Отпевали, служили молебен, и пленные долбили мёрзлую землю – копали общую могилу. Раненых Иоасаф постриг в монахи.
«Убито более двухсот московитян», – записал в дневнике секретарь Сапеги. А Сапега тут же отправил гонца с хвастливым донесением в Тушино, к царьку. Пан заранее представлял себе лицо Ружинского, который читает о его, Сапеги, успехах. В том, что грамота попадёт сперва в руки Ружинского, Ян Пётр не сомневался. Не без злорадства думал он, что царёк растрачивает оставшиеся деньги на пустяки, пытаясь удержать московских перелётов, а войско давно не видело жалования. Правда, не только войско Ружинского, но и его собственное. Что не может не удручать.

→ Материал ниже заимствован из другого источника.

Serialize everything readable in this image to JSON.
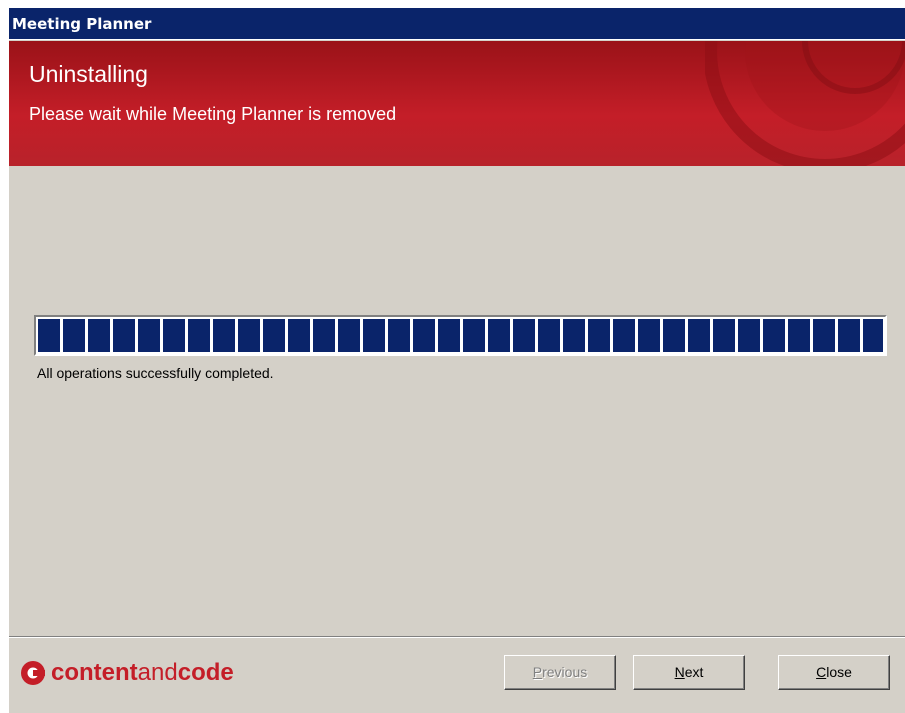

Роща распорядился – стоящим на стенах меняться чаще, дабы не замёрзнуть. Ближе к вечеру досталось идти на Житничную башню и Митрию. Тяжёлый, почти до пола, овчинный тулуп одеревенел. Пар от дыхания превращался в мельчайшие иголочки, оседал инеем на ресницах. Губы сводило. Именно поэтому Митрий, вглядываясь в белизну, не прокричал, а едва прошептал:
– Обоз!
Вскоре стало заметно, что на Ростовской дороге словно копошится кто-то. Приближались сани, нагруженные сеном.
Митрий побежал к князь-воеводе. Сначала застывшие ноги не хотели двигаться, но потом разогрелись, кровь ожила. Ткнулся в тяжёлую дверь.
– Григорий Борисович, обоз!
У Рощи сидел Голохвастый с пятью своими старшинами.
– Будем брать.
Небо над Келарской башней казалось зелёным, лишь у самой земли краснело; со стороны Житничной и Сушильной стремительно темнело, загорались звёзды. Обозные спешили в Клементьевский лагерь – скорее в тепло. Охрана дремала в сёдлах.
Тут открылись ворота возле Круглой башни – и монастырские без выстрелов налетели на обоз, двигавшийся против Служней слободы, поворотили лошадей к воротам. Охрана не пыталась сражаться – полдюжины поскакало к мельнице, полдюжины назад, к Княжьему полю.
Сена взяли семь саней, да сани со съестным припасом. Возницы, побросав вожжи, побежали вслед за охраной. Боярский сын переяславец Степан Лешуков успел словить одного мужика.
Мужик оказался его старым знакомцем – рыбаком из переяславской деревни Веськово. Его расспросили без пристрастия – сам всё рассказал. Знал он немного: что Переяславль и все слободы в округе царю Димитрию присягнули, сено и рыбу ему обещались привезти. Что Ростов и Ярославль тоже присягнули.
Роща недовольно ворчал: дескать, это мы и без тебя знаем.
Из новостей было лишь то, что в Нижнем Новгороде, сказывают, посадские сильно недовольны поборами для царька, выступить хотят. А более ничего им, веськовским, не ведомо.
Вспомнив наказ Симеона присмотреться к Степану Лешукову, Митрий не удивился, когда Степан вызвался отвести пленного мужика на ночлег – выговорил у Рощи, чтобы позволили мужику спать со стрельцами. Мужик крест целовал, что не сбежит, что присягнул царьку подневольно. Поверили.
Митрий слышал издали слова мужика, сказанные Лешукову: родные, дескать, все живы, сыты, кланяться велели.
Когда Митрий вошёл в келью к Симеону, то увидел на его месте чашника Нифонта с глиняной кружкой в руках. Симеон сидел спиной к печке, тоже с кружкой, и улыбался – Митрий успел подумать, что и не помнит книжника улыбающимся.
– Святки! Можно и пригубить! – пророкотал Нифонт, встречая вестового. – Что, сорока, что сей раз на хвосте принесла?
Митрий моргал, привыкая к полусвету кельи.
Симеон, глядя на свой свиток, рек:
– Третьего дня записал, что сено взяли. Намедни – что посылали для дров, и была драка, и Бориса Зубова ранило. Сегодня тож, да Ярослава Стогова ранило.
– Не Ярослава, а Ферапонта! – прогудел Нифонт.